It has been more than two months since I tried to contact "This Week" host George Stephanopoulos and ABC News spokesperson Andrea M. Jones about why so few -- if any --Hispanic journalists and experts ever show up on the show's political roundtable.
Still, there's no peep from ABC or George about the "why" for the apparent ban on brown. That void was made more obvious this morning when George and his fellow white panelists discussed Sen. Obama's difficulty with Hispanic voters in the Democratic primaries and how that boded for him in the fall. The NYT in a Sunday political analysis had stated Latino voters are high on the Obama and Sen. McCain lists of "must covet".
The conclusions reached by the panelists about who and what would attract Latino voters -- more than two-thirds of which are Mexican-American in key battleground states -- were shallow and off target. They along with George probably don't know the difference between Menudo and Mentholatum, except for Sam Donaldson who farms in New Mexico. But that's all "This Week" and George believe Hispanics are due.
(But I love Cokie Roberts. She is intelligence, steel, class and beauty. And she called me back a decade ago when I was writing a column concerning a comment she made on "This Week".)
Luckily, Latino newspapers across the nation continue to pick up my original column on the apparent ban on brown that was published last month by Hispanic Link News Service out of Washington, D.C. and distributed by Scripps-Howard News Wire. El Reportero in San Francisco and El Planeta in Boston are the latest publications to put "This Week" and George on the spot.
Hispanic Link founder Charlie Ericksen did a great edit on my column from his 60 years of journalism experience including a few decades inside the Beltway. He shares in the frustration of Hispanic journalists being ignored and the issues of Hispanic voters being disrespected and unreported.
I don't mean to pick so much on George. He really has had a bad 64 days. He and Charlie Gibson became the Abbott and Costello of American political journalism with their handling of the last Obama-Clinton debate.
Then George's performance on a town hall meeting he moderated for Sen. Clinton before the Indiana primary was something out of Monty Python. He didn't know whether to sit or stand when Clinton rose to make her points to the audience. Then she threw him and any kind of journalistic independence he possesses to the wolves when Clinton noted how she and George opposed NAFTA in the White House. How cozy.

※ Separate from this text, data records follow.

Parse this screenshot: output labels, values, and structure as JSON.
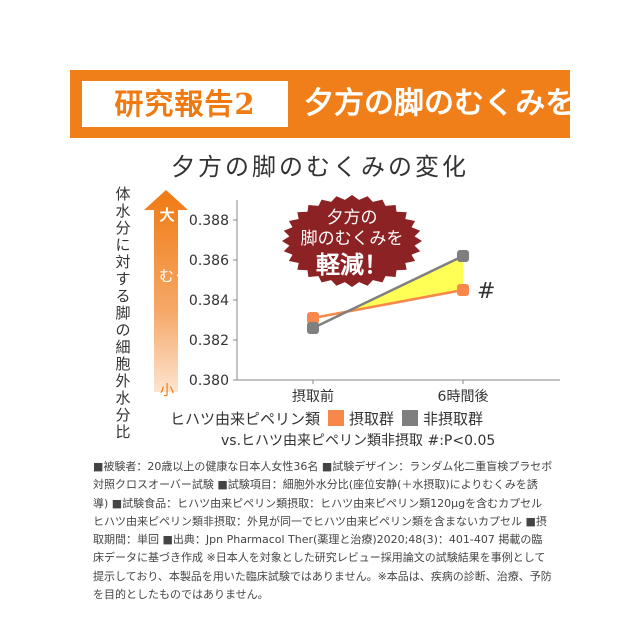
{
  "banner": {
    "label": "研究報告2",
    "headline": "夕方の脚のむくみを軽減"
  },
  "chart_data": {
    "type": "line",
    "title": "夕方の脚のむくみの変化",
    "ylabel": "体水分に対する脚の細胞外水分比",
    "ylim": [
      0.38,
      0.389
    ],
    "yticks": [
      "0.388",
      "0.386",
      "0.384",
      "0.382",
      "0.380"
    ],
    "categories": [
      "摂取前",
      "6時間後"
    ],
    "series": [
      {
        "name": "摂取群",
        "values": [
          0.3831,
          0.3845
        ],
        "color": "#f7874a"
      },
      {
        "name": "非摂取群",
        "values": [
          0.3826,
          0.3862
        ],
        "color": "#7f7f7f"
      }
    ],
    "fill_color": "#ffff55",
    "arrow": {
      "top_label": "大",
      "mid_label": "むくみ",
      "bottom_label": "小"
    },
    "badge": {
      "line1": "夕方の",
      "line2": "脚のむくみを",
      "line3": "軽減！"
    },
    "significance_mark": "#",
    "legend_prefix": "ヒハツ由来ピペリン類",
    "note": "vs.ヒハツ由来ピペリン類非摂取 #:P<0.05"
  },
  "footnote": "■被験者：20歳以上の健康な日本人女性36名 ■試験デザイン：ランダム化二重盲検プラセボ対照クロスオーバー試験 ■試験項目：細胞外水分比(座位安静(＋水摂取)によりむくみを誘導) ■試験食品：ヒハツ由来ピペリン類摂取：ヒハツ由来ピペリン類120μgを含むカプセル ヒハツ由来ピペリン類非摂取：外見が同一でヒハツ由来ピペリン類を含まないカプセル ■摂取期間：単回 ■出典：Jpn Pharmacol Ther(薬理と治療)2020;48(3)：401-407 掲載の臨床データに基づき作成 ※日本人を対象とした研究レビュー採用論文の試験結果を事例として提示しており、本製品を用いた臨床試験ではありません。※本品は、疾病の診断、治療、予防を目的としたものではありません。"
}
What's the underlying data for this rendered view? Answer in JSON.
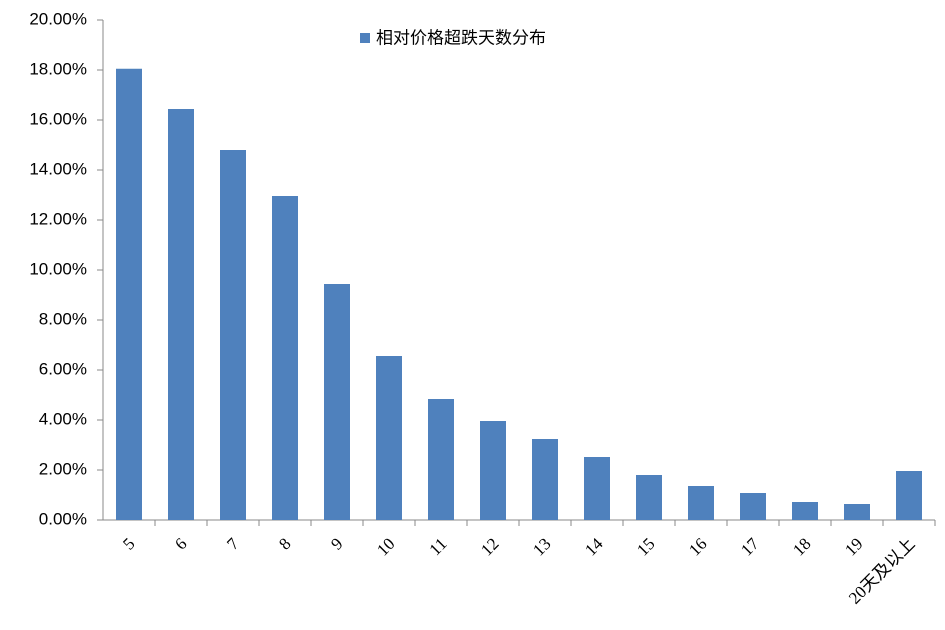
{
  "chart_data": {
    "type": "bar",
    "categories": [
      "5",
      "6",
      "7",
      "8",
      "9",
      "10",
      "11",
      "12",
      "13",
      "14",
      "15",
      "16",
      "17",
      "18",
      "19",
      "20天及以上"
    ],
    "series": [
      {
        "name": "相对价格超跌天数分布",
        "color": "#4f81bd",
        "values": [
          18.05,
          16.44,
          14.8,
          12.96,
          9.44,
          6.56,
          4.84,
          3.96,
          3.24,
          2.52,
          1.8,
          1.36,
          1.08,
          0.72,
          0.64,
          1.96
        ]
      }
    ],
    "ylim": [
      0,
      20
    ],
    "yticks": [
      {
        "value": 0,
        "label": "0.00%"
      },
      {
        "value": 2,
        "label": "2.00%"
      },
      {
        "value": 4,
        "label": "4.00%"
      },
      {
        "value": 6,
        "label": "6.00%"
      },
      {
        "value": 8,
        "label": "8.00%"
      },
      {
        "value": 10,
        "label": "10.00%"
      },
      {
        "value": 12,
        "label": "12.00%"
      },
      {
        "value": 14,
        "label": "14.00%"
      },
      {
        "value": 16,
        "label": "16.00%"
      },
      {
        "value": 18,
        "label": "18.00%"
      },
      {
        "value": 20,
        "label": "20.00%"
      }
    ],
    "grid": false
  }
}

But my questions still remain as to what Hispanic journalists and experts of note have to do to break the apparent enthnicity barrier on "This Week". Do you have to be a FOG, Friend of George, and have lunch with him a minimum of once per four weeks? What's the criteria for appearing on the panel? There are Hispanic Pulitzer Prize winners and nationally syndicated political columnists available. And that does not include me. I'm nowhere near their class.
So George and Andrea, I'll keep waiting. If you as a viewer of ABC-TV programming would like to try where I've failed, contact Andrea by e-mail at Andrea.M.Jones@abc.com.
Don't ask for George. He's always not available. And George Lopez's show got cancelled.